I have a smooth projective surface $X$, and two flat family of elliptic curves on it: $E_{1,t}$ and $E_{2,t}$, (I don't know what either $t$ runs through!) such that
(1), for any i={1,2}, the closed points of $X$ are the disjoint union of closed points of all $E_{i,t}$.
(2), the intersection number of $E_{1,t}$ and $E_{2,t}$ is always 1.
Can we conclude that $X$ is an abelian surface?
I think that the answer is yes, at least if you are working over an algebraically closed field of char $0$. Let me try to give an argument, I hope that there are no mistakes.
You have two flat families $E_1 \to C_1$ and $E_2 \to C_2$ of elliptic curves over some unknown bases $C_1, C_2$.
The first assumption says that the map $E_1 \to X$ induces a bijection on closed points. If the field is of characteristic 0, one can use Zariski's main theorem to conclude that $E_1 \to X$ is an isomorphism of varieties (see e.g. Bijection implies isomorphism for algebraic varieties). The same holds for $E_2 \to X$. Using these identifications $X \cong E_1$ and $X \cong E_2$, we get two flat projections $X \to C_1$ and $X \to C_2$, where the fibers are elliptic curves. In particular $C_1$ and $C_2$ must be smooth (by flat descent of smoothness).
I am interpreting the assumption that the intersection numbers are always 1 to mean that the fibers of the induced morphism $X \to C_1 \times C_2$ are singleton points, i.e. any two fibers of the families $E_1$ and $E_2$ respectively intersect in a single point (is this the precise condition you have in mind?).
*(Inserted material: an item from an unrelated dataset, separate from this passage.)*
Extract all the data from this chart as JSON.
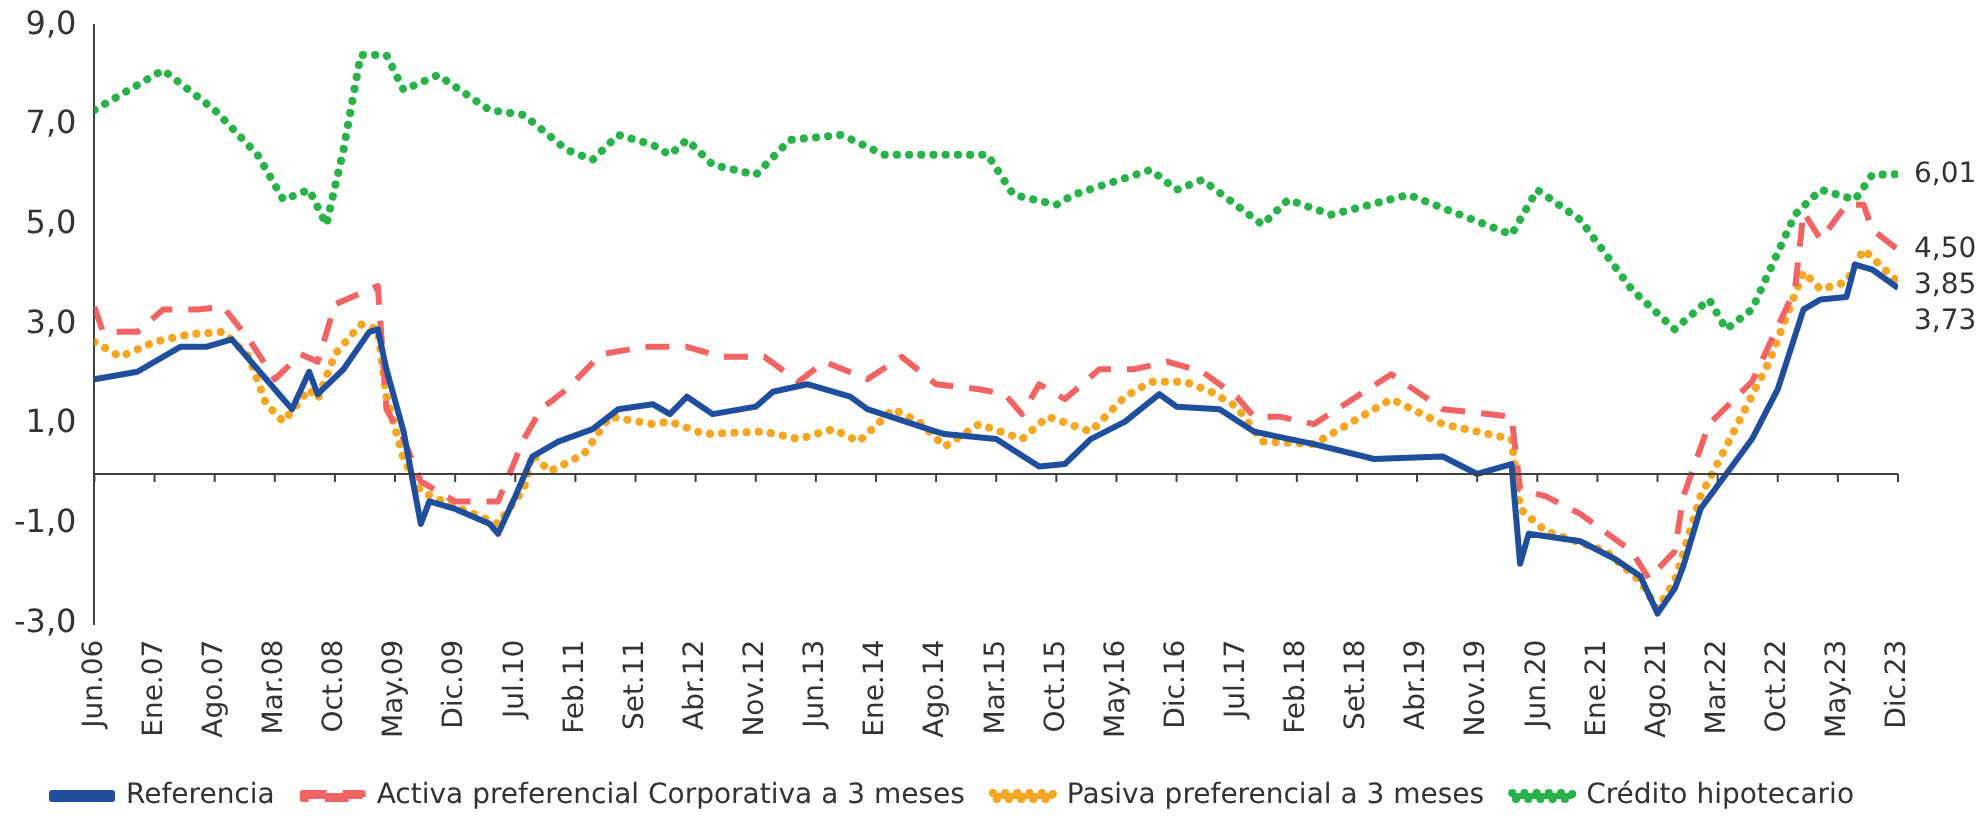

Since $C_1 \times C_2$ is smooth, this implies again that $X \to C_1 \times C_2$ is an isomorphism. But now by choosing a closed point $x_1 \in C_1$, we see that $C_2 = x_1 \times C_2$ is isomorphic to the fiber of $E_1 \to C_1$ at $x_1$. This means that $C_1$ is an elliptic curve. The same holds for $C_2$. Therefore $X \cong C_1 \times C_2$ is a product of elliptic curves.